Soupçonné, depuis belle lurette, de trafic de drogue, corruption aggravée et clientélisme, l'homme d'affaire burundais Prosper Hakizimana, alias Gisiga, patron de Pona pharmaceutical, aurait passé sa première nuit à la prison centrale de Mpimba, selon plusieurs médias et militants anti-corruption.

Cet homme d'affaires controversé qui, comme beaucoup d'autres dans les rangs du parti au pouvoir (CNDD-FDD), surfait sur les vagues de succès du temps de la présidence de feu Pierre Nkurunziza. Le voilà aujourd'hui dans le viseur judiciaire.

Et c'est comme une loi des séries sur le terrain de la corruption et autres affaires de l'ombre.

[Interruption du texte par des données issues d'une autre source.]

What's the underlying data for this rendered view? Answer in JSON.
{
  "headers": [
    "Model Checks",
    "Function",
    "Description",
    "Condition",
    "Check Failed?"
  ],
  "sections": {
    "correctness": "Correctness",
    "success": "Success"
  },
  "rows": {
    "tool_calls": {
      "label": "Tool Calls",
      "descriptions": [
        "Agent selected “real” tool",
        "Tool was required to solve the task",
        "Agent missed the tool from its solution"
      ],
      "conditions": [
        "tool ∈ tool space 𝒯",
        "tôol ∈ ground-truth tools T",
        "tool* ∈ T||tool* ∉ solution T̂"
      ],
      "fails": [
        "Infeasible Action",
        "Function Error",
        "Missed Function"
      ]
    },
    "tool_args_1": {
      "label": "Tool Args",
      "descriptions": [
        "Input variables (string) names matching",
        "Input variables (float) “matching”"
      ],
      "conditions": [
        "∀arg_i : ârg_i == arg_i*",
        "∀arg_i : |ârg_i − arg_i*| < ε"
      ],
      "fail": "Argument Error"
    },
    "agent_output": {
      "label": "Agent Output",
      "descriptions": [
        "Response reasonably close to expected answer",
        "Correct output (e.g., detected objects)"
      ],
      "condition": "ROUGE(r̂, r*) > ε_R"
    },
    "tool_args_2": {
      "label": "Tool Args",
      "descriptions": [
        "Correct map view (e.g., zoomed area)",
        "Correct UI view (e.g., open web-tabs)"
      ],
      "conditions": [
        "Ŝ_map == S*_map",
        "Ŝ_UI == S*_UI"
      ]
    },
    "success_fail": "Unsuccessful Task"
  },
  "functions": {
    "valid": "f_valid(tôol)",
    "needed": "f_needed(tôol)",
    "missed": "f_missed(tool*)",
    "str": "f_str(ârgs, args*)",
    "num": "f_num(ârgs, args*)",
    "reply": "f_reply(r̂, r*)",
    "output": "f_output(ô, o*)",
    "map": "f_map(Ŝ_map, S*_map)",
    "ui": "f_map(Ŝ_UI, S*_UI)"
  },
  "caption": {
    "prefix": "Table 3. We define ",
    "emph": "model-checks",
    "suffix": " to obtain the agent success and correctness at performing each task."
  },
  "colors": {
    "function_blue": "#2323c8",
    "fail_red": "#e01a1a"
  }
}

Arrestations en cascade.

Il y a en effet quelques semaines, le chef de l'Etat burundais a limogé Christian Kwizera, haut cadre au ministère des finances, pour avoir débusqué sur son compte bancaire personnel, et parallèlement celui de sa concubine, une bagatelle de plusieurs milliards de francs burundais (BIF). Argent public détourné, cela va sans dire.

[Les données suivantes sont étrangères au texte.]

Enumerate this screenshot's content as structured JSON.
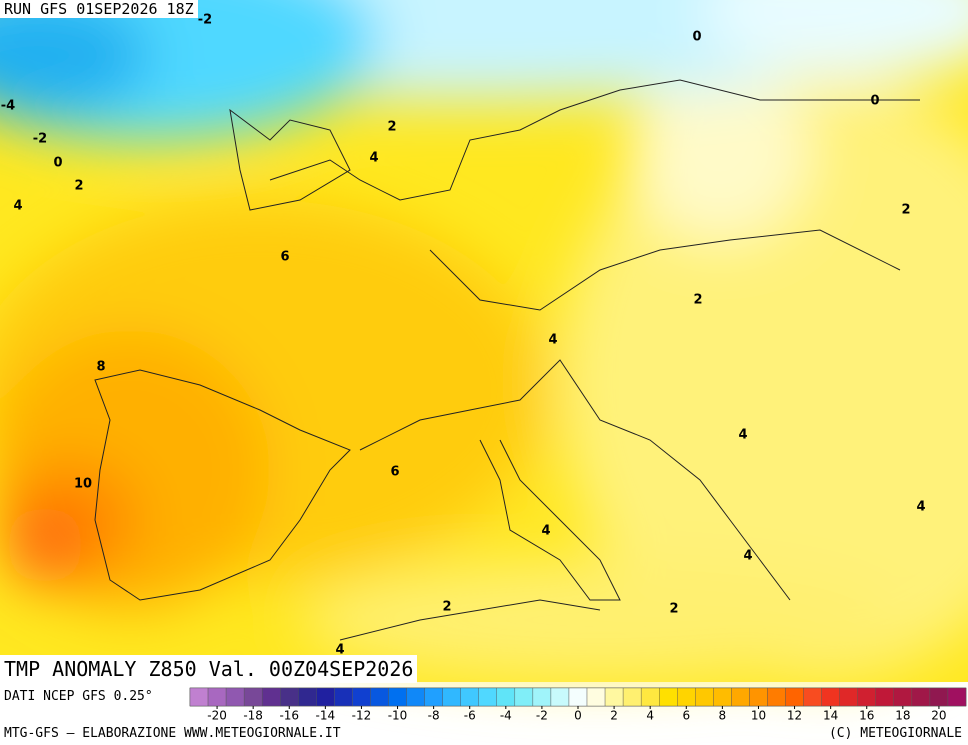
{
  "header": {
    "run": "RUN GFS 01SEP2026 18Z",
    "title": "TMP ANOMALY Z850 Val. 00Z04SEP2026"
  },
  "footer": {
    "source": "DATI NCEP GFS 0.25°",
    "credits": "MTG-GFS – ELABORAZIONE WWW.METEOGIORNALE.IT",
    "copyright": "(C) METEOGIORNALE"
  },
  "map": {
    "contour_labels": [
      -2,
      0,
      0,
      -4,
      -2,
      2,
      0,
      4,
      2,
      4,
      2,
      6,
      2,
      4,
      8,
      4,
      6,
      10,
      4,
      4,
      4,
      2,
      2,
      4
    ]
  },
  "colorbar": {
    "colors": [
      "#c080d0",
      "#a868c0",
      "#9058b0",
      "#784898",
      "#603090",
      "#483088",
      "#302890",
      "#2020a0",
      "#1830b8",
      "#1040d0",
      "#0858e0",
      "#0070f0",
      "#1088f8",
      "#20a0ff",
      "#30b8ff",
      "#40c8ff",
      "#50d8ff",
      "#60e4f8",
      "#80eef8",
      "#a0f4fa",
      "#c8fafc",
      "#f4fefe",
      "#fffde0",
      "#fff8a0",
      "#fff070",
      "#ffe840",
      "#ffe000",
      "#ffd400",
      "#ffc800",
      "#ffbc00",
      "#ffa800",
      "#ff9400",
      "#ff7c00",
      "#ff6400",
      "#f84c20",
      "#f03420",
      "#e02828",
      "#d02030",
      "#c01838",
      "#b01840",
      "#a01848",
      "#901850",
      "#a01060"
    ],
    "ticks": [
      -20,
      -18,
      -16,
      -14,
      -12,
      -10,
      -8,
      -6,
      -4,
      -2,
      0,
      2,
      4,
      6,
      8,
      10,
      12,
      14,
      16,
      18,
      20
    ],
    "range": [
      -21.5,
      21.5
    ]
  }
}
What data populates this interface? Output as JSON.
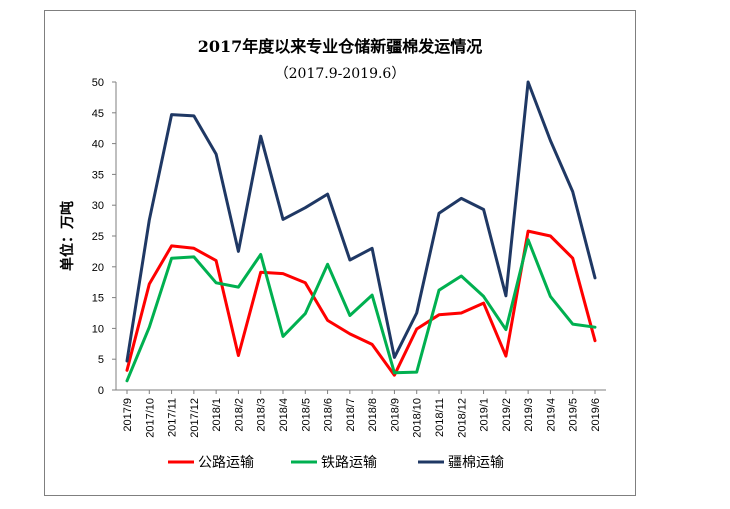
{
  "chart_data": {
    "type": "line",
    "title": "2017年度以来专业仓储新疆棉发运情况",
    "subtitle": "（2017.9-2019.6）",
    "ylabel": "单位：万吨",
    "xlabel": "",
    "ylim": [
      0,
      50
    ],
    "yticks": [
      0,
      5,
      10,
      15,
      20,
      25,
      30,
      35,
      40,
      45,
      50
    ],
    "grid": false,
    "legend_position": "bottom",
    "categories": [
      "2017/9",
      "2017/10",
      "2017/11",
      "2017/12",
      "2018/1",
      "2018/2",
      "2018/3",
      "2018/4",
      "2018/5",
      "2018/6",
      "2018/7",
      "2018/8",
      "2018/9",
      "2018/10",
      "2018/11",
      "2018/12",
      "2019/1",
      "2019/2",
      "2019/3",
      "2019/4",
      "2019/5",
      "2019/6"
    ],
    "series": [
      {
        "name": "公路运输",
        "color": "#ff0000",
        "values": [
          3.2,
          17.2,
          23.4,
          23.0,
          21.0,
          5.6,
          19.1,
          18.9,
          17.4,
          11.3,
          9.1,
          7.4,
          2.4,
          9.9,
          12.2,
          12.5,
          14.1,
          5.5,
          25.8,
          25.0,
          21.4,
          8.0
        ]
      },
      {
        "name": "铁路运输",
        "color": "#00b050",
        "values": [
          1.5,
          10.2,
          21.4,
          21.6,
          17.4,
          16.7,
          22.0,
          8.7,
          12.4,
          20.4,
          12.1,
          15.4,
          2.8,
          2.9,
          16.2,
          18.5,
          15.2,
          9.8,
          24.4,
          15.2,
          10.7,
          10.2
        ]
      },
      {
        "name": "疆棉运输",
        "color": "#1f3864",
        "values": [
          4.7,
          27.6,
          44.7,
          44.5,
          38.3,
          22.5,
          41.2,
          27.7,
          29.6,
          31.8,
          21.1,
          23.0,
          5.3,
          12.5,
          28.7,
          31.1,
          29.3,
          15.3,
          50.0,
          40.5,
          32.2,
          18.2
        ]
      }
    ]
  }
}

Mais curieusement, Christian est toujours libre. Sa concubine aussi. Dans ce dossier d'une flagrance qui crève les yeux, quelqu'un d'en-haut a sans doute cloué le bec à ceux qui, bernés par le discours officiel et quelques faits et gestes, s'emballaient déjà et entrevoyaient une nouvelle ère.

« Les enquêtes sont toujours en cours et en attendant Christian est présumé innocent », a déclaré le week-end dernier, en conférence publique, l'honorable Evelyne Butoyi, nouvelle porte-parole du chef de l'Etat burundais. Prosper devrait aussi retrouver sa liberté sans délai.

Mais nul n'est dupe, pour peu qu'on connaisse le contexte burundais, Christian Kwizera ou Prosper Hakizimana n'agit que par procuration et ils sont loin d'être les seuls.

En réalité, ces « commissionnaires » ne font que porter les bagages d'autrui. C'est sur ce dernier que la justice devrait audacieusement porter son curseur. Mais osera-t-elle ? Rien n'est moins sûr et c'est là que le bât blesse.

Au Burundi, les ressorts de la corruption qui entrave le pays campent dans les hautes sphères de l'Etat et le Président Evariste Ndayishimiye le sait mieux que quiconque. Les quelques arrestations ou destitutions relèvent du cosmétique pour impressionner l'opinion.

Tant que la justice sera aux ordres, tant que les corrompus renforcent leur citadelle et tiennent les manettes du système, rien ne bougera.

En la matière, le gouvernement burundais a d'ailleurs reconnu son échec en dissolvant les institutions chargées de lutter contre ce fléau.

« En vue de décentraliser les institutions judiciaires anti-corruption auprès de la population, les attributions de la Cour spéciale anti-corruption sont désormais placées au sein des parquets généraux et les Cours d'appels », a déclaré Prosper Ntahorwamiye, porte-parole du gouvernement, à l'issue d'une réunion du Conseil des ministres du 10 décembre 2020.